Others described digital environments as distracting, fragmented and mentally exhausting. Many repeatedly associated paper with focus and comprehension, while screens were linked to multitasking and interruptions.

These findings correspond with wider academic literature. Research by Anne Mangen, Bente Walgermo and Kolbjørn Brønnick at Norway’s University of Stavanger found that students who read texts on physical paper demonstrated stronger reading comprehension than those reading the same material digitally.
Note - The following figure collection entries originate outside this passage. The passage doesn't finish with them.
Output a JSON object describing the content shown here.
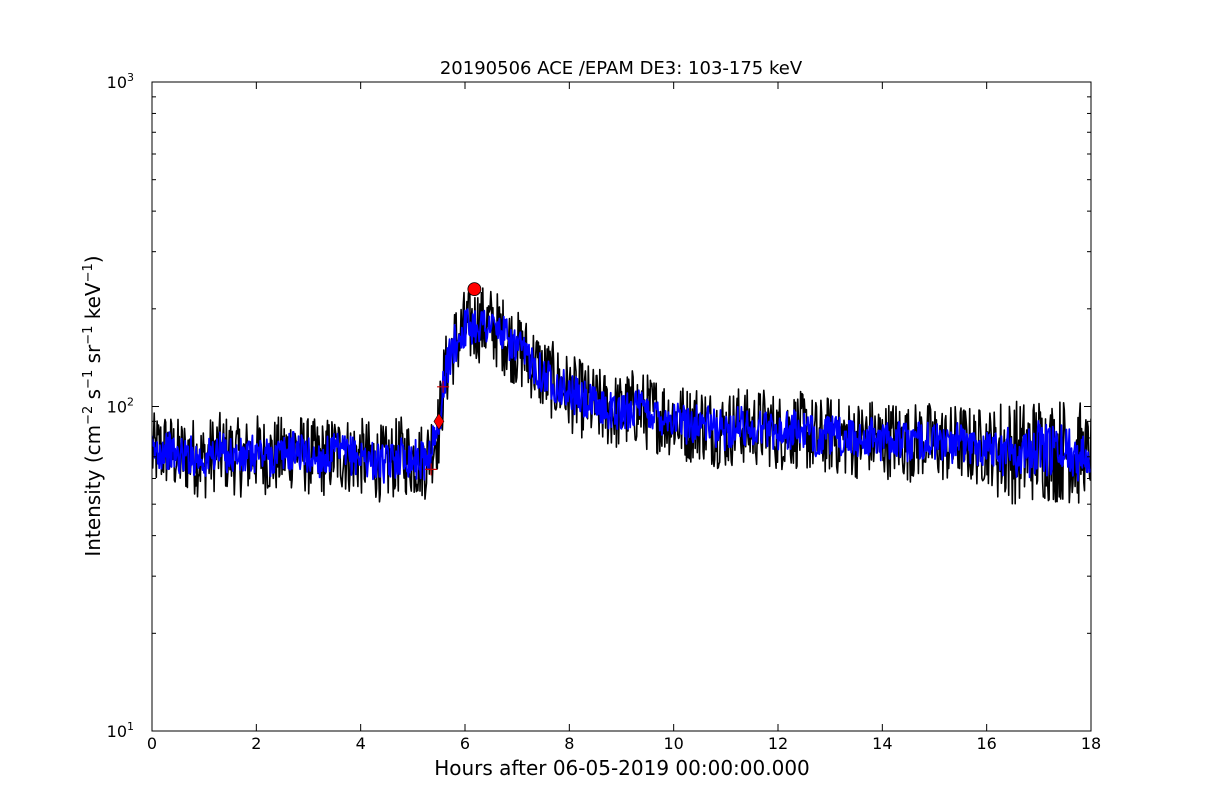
{
  "chart_data": {
    "type": "line",
    "title": "20190506 ACE /EPAM DE3: 103-175 keV",
    "xlabel": "Hours after 06-05-2019 00:00:00.000",
    "ylabel": {
      "prefix": "Intensity (cm",
      "exp1": "−2",
      "s": " s",
      "exp2": "−1",
      "sr": " sr",
      "exp3": "−1",
      "kev": " keV",
      "exp4": "−1",
      "suffix": ")"
    },
    "xlim": [
      0,
      18
    ],
    "ylim": [
      10,
      1000
    ],
    "yscale": "log",
    "grid": false,
    "legend": "none",
    "x_ticks": [
      {
        "value": 0,
        "label": "0"
      },
      {
        "value": 2,
        "label": "2"
      },
      {
        "value": 4,
        "label": "4"
      },
      {
        "value": 6,
        "label": "6"
      },
      {
        "value": 8,
        "label": "8"
      },
      {
        "value": 10,
        "label": "10"
      },
      {
        "value": 12,
        "label": "12"
      },
      {
        "value": 14,
        "label": "14"
      },
      {
        "value": 16,
        "label": "16"
      },
      {
        "value": 18,
        "label": "18"
      }
    ],
    "y_ticks": [
      {
        "value": 10,
        "base": "10",
        "exp": "1"
      },
      {
        "value": 100,
        "base": "10",
        "exp": "2"
      },
      {
        "value": 1000,
        "base": "10",
        "exp": "3"
      }
    ],
    "series": [
      {
        "color": "#000000",
        "x": [
          0,
          0.25,
          0.5,
          0.75,
          1,
          1.25,
          1.5,
          1.75,
          2,
          2.25,
          2.5,
          2.75,
          3,
          3.25,
          3.5,
          3.75,
          4,
          4.25,
          4.5,
          4.75,
          5,
          5.25,
          5.5,
          5.6,
          5.75,
          6,
          6.25,
          6.5,
          6.75,
          7,
          7.25,
          7.5,
          7.75,
          8,
          8.25,
          8.5,
          8.75,
          9,
          9.25,
          9.5,
          9.75,
          10,
          10.25,
          10.5,
          10.75,
          11,
          11.25,
          11.5,
          11.75,
          12,
          12.25,
          12.5,
          12.75,
          13,
          13.25,
          13.5,
          13.75,
          14,
          14.25,
          14.5,
          14.75,
          15,
          15.25,
          15.5,
          15.75,
          16,
          16.25,
          16.5,
          16.75,
          17,
          17.25,
          17.5,
          17.75,
          18
        ],
        "y": [
          72,
          74,
          70,
          71,
          68,
          73,
          71,
          69,
          72,
          70,
          71,
          74,
          70,
          69,
          72,
          71,
          70,
          68,
          66,
          71,
          69,
          68,
          85,
          120,
          150,
          175,
          180,
          178,
          165,
          150,
          140,
          125,
          118,
          110,
          105,
          100,
          98,
          95,
          100,
          96,
          94,
          92,
          88,
          90,
          86,
          84,
          88,
          85,
          87,
          83,
          85,
          84,
          80,
          82,
          80,
          79,
          81,
          78,
          80,
          77,
          79,
          78,
          76,
          78,
          75,
          76,
          74,
          73,
          72,
          75,
          73,
          74,
          71,
          72
        ],
        "noise": 0.28
      },
      {
        "color": "#0000ff",
        "x": [
          0,
          0.25,
          0.5,
          0.75,
          1,
          1.25,
          1.5,
          1.75,
          2,
          2.25,
          2.5,
          2.75,
          3,
          3.25,
          3.5,
          3.75,
          4,
          4.25,
          4.5,
          4.75,
          5,
          5.25,
          5.5,
          5.6,
          5.75,
          6,
          6.25,
          6.5,
          6.75,
          7,
          7.25,
          7.5,
          7.75,
          8,
          8.25,
          8.5,
          8.75,
          9,
          9.25,
          9.5,
          9.75,
          10,
          10.25,
          10.5,
          10.75,
          11,
          11.25,
          11.5,
          11.75,
          12,
          12.25,
          12.5,
          12.75,
          13,
          13.25,
          13.5,
          13.75,
          14,
          14.25,
          14.5,
          14.75,
          15,
          15.25,
          15.5,
          15.75,
          16,
          16.25,
          16.5,
          16.75,
          17,
          17.25,
          17.5,
          17.75,
          18
        ],
        "y": [
          72,
          74,
          70,
          71,
          68,
          73,
          71,
          69,
          72,
          70,
          71,
          74,
          70,
          69,
          72,
          71,
          70,
          68,
          66,
          71,
          69,
          68,
          85,
          120,
          150,
          175,
          180,
          178,
          165,
          150,
          140,
          125,
          118,
          110,
          105,
          100,
          98,
          95,
          100,
          96,
          94,
          92,
          88,
          90,
          86,
          84,
          88,
          85,
          87,
          83,
          85,
          84,
          80,
          82,
          80,
          79,
          81,
          78,
          80,
          77,
          79,
          78,
          76,
          78,
          75,
          76,
          74,
          73,
          72,
          75,
          73,
          74,
          71,
          72
        ],
        "noise": 0.14
      }
    ],
    "markers": [
      {
        "type": "plus",
        "x": 5.35,
        "y": 64,
        "color": "#cc0000"
      },
      {
        "type": "plus",
        "x": 5.58,
        "y": 115,
        "color": "#cc0000"
      },
      {
        "type": "diamond",
        "x": 5.5,
        "y": 90,
        "color": "#ff0000"
      },
      {
        "type": "circle",
        "x": 6.18,
        "y": 230,
        "color": "#ff0000"
      }
    ]
  }
}
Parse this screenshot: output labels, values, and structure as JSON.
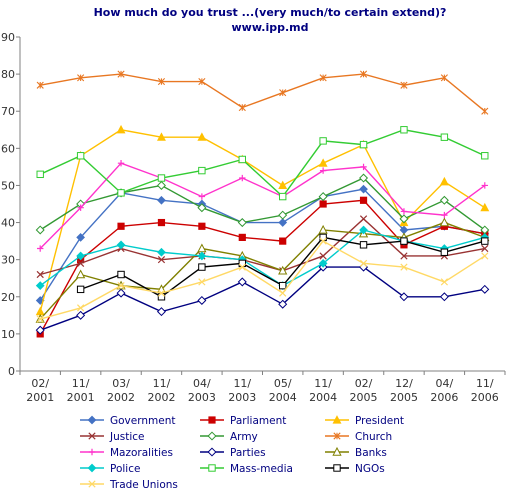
{
  "chart_data": {
    "type": "line",
    "title": "How much do you trust ...(very much/to certain extend)?",
    "subtitle": "www.ipp.md",
    "xlabel": "",
    "ylabel": "",
    "ylim": [
      0,
      90
    ],
    "yticks": [
      0,
      10,
      20,
      30,
      40,
      50,
      60,
      70,
      80,
      90
    ],
    "grid": false,
    "legend": "bottom",
    "categories": [
      [
        "02/",
        "2001"
      ],
      [
        "11/",
        "2001"
      ],
      [
        "03/",
        "2002"
      ],
      [
        "11/",
        "2002"
      ],
      [
        "04/",
        "2003"
      ],
      [
        "11/",
        "2003"
      ],
      [
        "05/",
        "2004"
      ],
      [
        "11/",
        "2004"
      ],
      [
        "02/",
        "2005"
      ],
      [
        "12/",
        "2005"
      ],
      [
        "04/",
        "2006"
      ],
      [
        "11/",
        "2006"
      ]
    ],
    "series": [
      {
        "name": "Government",
        "color": "#4472C4",
        "marker": "diamond",
        "values": [
          19,
          36,
          48,
          46,
          45,
          40,
          40,
          47,
          49,
          38,
          39,
          37
        ]
      },
      {
        "name": "Parliament",
        "color": "#CC0000",
        "marker": "square",
        "values": [
          10,
          30,
          39,
          40,
          39,
          36,
          35,
          45,
          46,
          34,
          39,
          37
        ]
      },
      {
        "name": "President",
        "color": "#FFC000",
        "marker": "triangle",
        "values": [
          16,
          58,
          65,
          63,
          63,
          57,
          50,
          56,
          61,
          40,
          51,
          44
        ]
      },
      {
        "name": "Justice",
        "color": "#993333",
        "marker": "x",
        "values": [
          26,
          29,
          33,
          30,
          31,
          30,
          27,
          31,
          41,
          31,
          31,
          33
        ]
      },
      {
        "name": "Army",
        "color": "#339933",
        "marker": "diamond-open",
        "values": [
          38,
          45,
          48,
          50,
          44,
          40,
          42,
          47,
          52,
          41,
          46,
          38
        ]
      },
      {
        "name": "Church",
        "color": "#E87722",
        "marker": "star",
        "values": [
          77,
          79,
          80,
          78,
          78,
          71,
          75,
          79,
          80,
          77,
          79,
          70
        ]
      },
      {
        "name": "Mazoralities",
        "color": "#FF33CC",
        "marker": "plus",
        "values": [
          33,
          44,
          56,
          52,
          47,
          52,
          47,
          54,
          55,
          43,
          42,
          50
        ]
      },
      {
        "name": "Parties",
        "color": "#000080",
        "marker": "diamond-open",
        "values": [
          11,
          15,
          21,
          16,
          19,
          24,
          18,
          28,
          28,
          20,
          20,
          22
        ]
      },
      {
        "name": "Banks",
        "color": "#808000",
        "marker": "triangle-open",
        "values": [
          14,
          26,
          23,
          22,
          33,
          31,
          27,
          38,
          37,
          36,
          40,
          36
        ]
      },
      {
        "name": "Police",
        "color": "#00CCCC",
        "marker": "diamond",
        "values": [
          23,
          31,
          34,
          32,
          31,
          30,
          23,
          29,
          38,
          35,
          33,
          36
        ]
      },
      {
        "name": "Mass-media",
        "color": "#33CC33",
        "marker": "square-open",
        "values": [
          53,
          58,
          48,
          52,
          54,
          57,
          47,
          62,
          61,
          65,
          63,
          58
        ]
      },
      {
        "name": "NGOs",
        "color": "#000000",
        "marker": "square-open",
        "values": [
          null,
          22,
          26,
          20,
          28,
          29,
          23,
          36,
          34,
          35,
          32,
          35
        ]
      },
      {
        "name": "Trade Unions",
        "color": "#FFD966",
        "marker": "x",
        "values": [
          14,
          17,
          23,
          21,
          24,
          28,
          21,
          35,
          29,
          28,
          24,
          31
        ]
      }
    ]
  }
}
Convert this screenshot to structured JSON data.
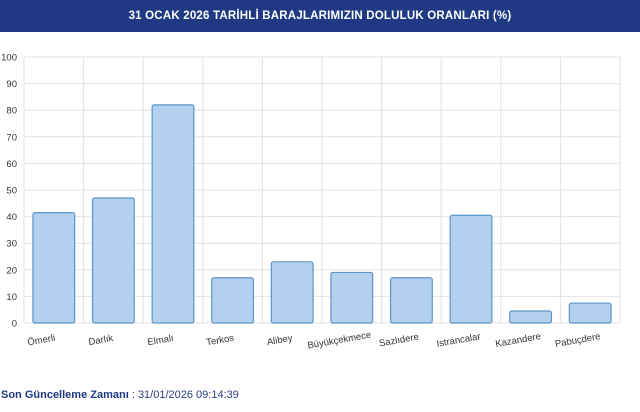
{
  "header": {
    "title": "31 OCAK 2026 TARİHLİ BARAJLARIMIZIN DOLULUK ORANLARI (%)"
  },
  "chart_data": {
    "type": "bar",
    "title": "31 OCAK 2026 TARİHLİ BARAJLARIMIZIN DOLULUK ORANLARI (%)",
    "categories": [
      "Ömerli",
      "Darlık",
      "Elmalı",
      "Terkos",
      "Alibey",
      "Büyükçekmece",
      "Sazlıdere",
      "Istrancalar",
      "Kazandere",
      "Pabuçdere"
    ],
    "values": [
      41.5,
      47,
      82,
      17,
      23,
      19,
      17,
      40.5,
      4.5,
      7.5
    ],
    "ylim": [
      0,
      100
    ],
    "yticks": [
      0,
      10,
      20,
      30,
      40,
      50,
      60,
      70,
      80,
      90,
      100
    ],
    "grid": true,
    "bar_color": "#b3d1ee",
    "bar_stroke": "#5b95c8"
  },
  "footer": {
    "label": "Son Güncelleme Zamanı",
    "separator": " : ",
    "value": "31/01/2026 09:14:39"
  },
  "colors": {
    "header_bg": "#1f3a82",
    "grid": "#e2e2e2"
  }
}
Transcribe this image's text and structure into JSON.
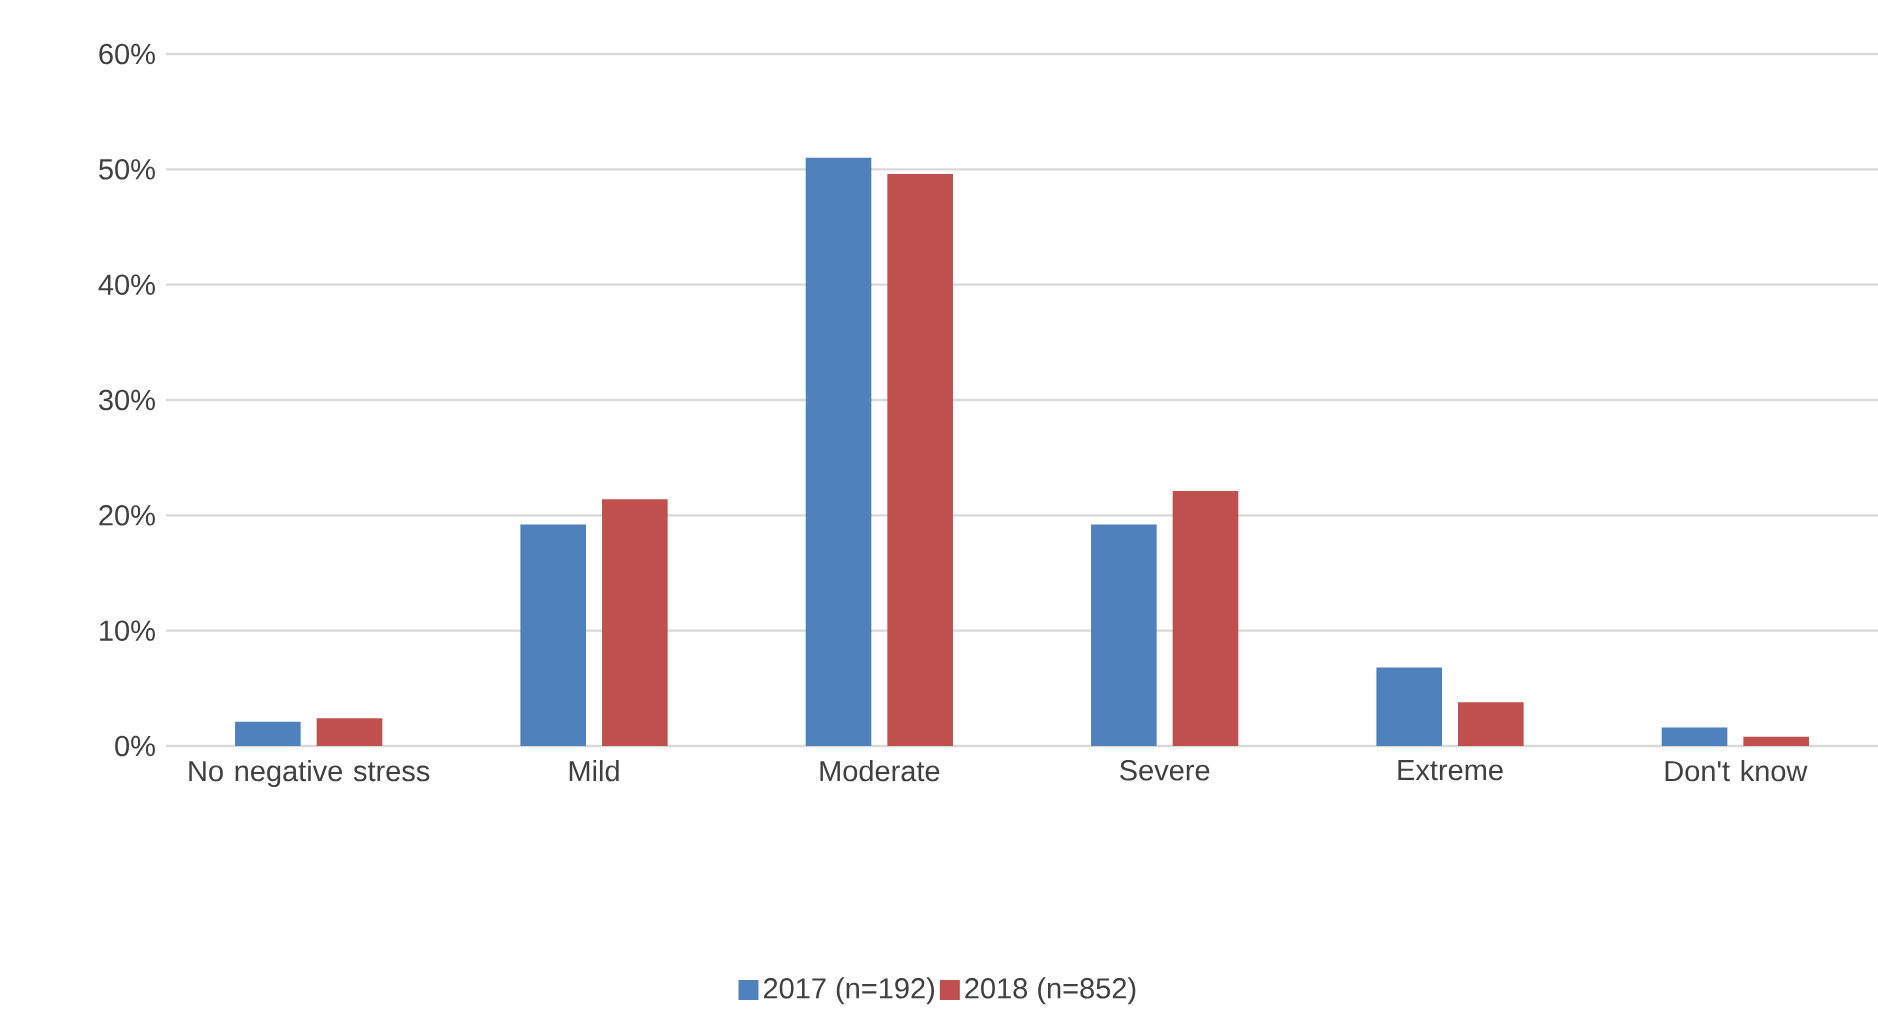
{
  "chart_data": {
    "type": "bar",
    "categories": [
      "No negative stress",
      "Mild",
      "Moderate",
      "Severe",
      "Extreme",
      "Don't know"
    ],
    "series": [
      {
        "name": "2017 (n=192)",
        "color": "#4f81bd",
        "values": [
          2.1,
          19.2,
          51.0,
          19.2,
          6.8,
          1.6
        ]
      },
      {
        "name": "2018 (n=852)",
        "color": "#c0504d",
        "values": [
          2.4,
          21.4,
          49.6,
          22.1,
          3.8,
          0.8
        ]
      }
    ],
    "ylim": [
      0,
      60
    ],
    "yticks": [
      {
        "value": 0,
        "label": "0%"
      },
      {
        "value": 10,
        "label": "10%"
      },
      {
        "value": 20,
        "label": "20%"
      },
      {
        "value": 30,
        "label": "30%"
      },
      {
        "value": 40,
        "label": "40%"
      },
      {
        "value": 50,
        "label": "50%"
      },
      {
        "value": 60,
        "label": "60%"
      }
    ],
    "grid": "y",
    "legend": "bottom"
  }
}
Similarly, a review by University of Maryland researchers Lauren Singer and Patricia Alexander concluded that print reading often supports deeper comprehension, especially for longer or more complex texts.

Does this mean technology has no place in education? No, digital tools offer obvious practical advantages, improving usability and adaptability, and helping students search documents instantly, collaborate remotely and access vast libraries of information within seconds. 

Sweden has also made it clear that it is not abandoning technology altogether.

The nub of the matter is whether schools embraced screens too quickly and too universally, particularly for younger children whose cognitive and attentional skills are still developing. Sweden increasingly appears to believe they did. Ministers have argued that digital tools should support rather than replace foundational skills such as reading, writing and concentration, and have repeatedly stressed that screen-based learning is not automatically synonymous with educational progress. The government has even reversed plans to fully digitise certain national tests for younger pupils, citing evidence that children in early education learn more effectively through pens, paper and physical books.

There is also a wider dimension to this conversation. Many modern digital platforms are deliberately designed around maximising user engagement and retaining attentional , using features such as algorithmic recommendations, autoplay, notifications and infinite scrolling. Researchers increasingly argue that these environments shape not only how people consume information but also how long they remain engaged with it and the depth at which they process it.

Reading a physical book, by contrast, demands sustained attention in a way scrolling often does not. The concern is not simply that children are using technology, but that deep reading may be declining, and the habits associated with it slowly eroding. Reading long and complex texts requires sustained attention, patience, reflection and the ability to remain mentally engaged without constant interruption. Researchers studying digital reading environments have increasingly warned that screen-based reading often encourages more fragmented behaviour such as browsing, scanning, task-switching and shorter attention cycles.

Perhaps Sweden’s decision is not really about rejecting technology at all. Perhaps it is about recognising whether students actually learn better because of it.

For decades, the publishing industry fought to prove that books could survive in a digital age. Ironically, education may now be rediscovering something readers already understood instinctively: that the physical act of reading, highlighting important information, flipping through pages and annotating margins still matters.

In a culture increasingly shaped by distraction, paper may just have become unexpectedly radical again.

Milosh Zezelj is a Swiss author with international publication experience and exposure to the European book fair circuit. He works in communications and branding, speaks multiple languages and operates across several European markets. As European Books & Culture Correspondent for The European, he contributes editorial on books, publishing and cultural trends across the continent, including new titles, cross-border literary movements and developments shaping Europe’s contemporary cultural landscape.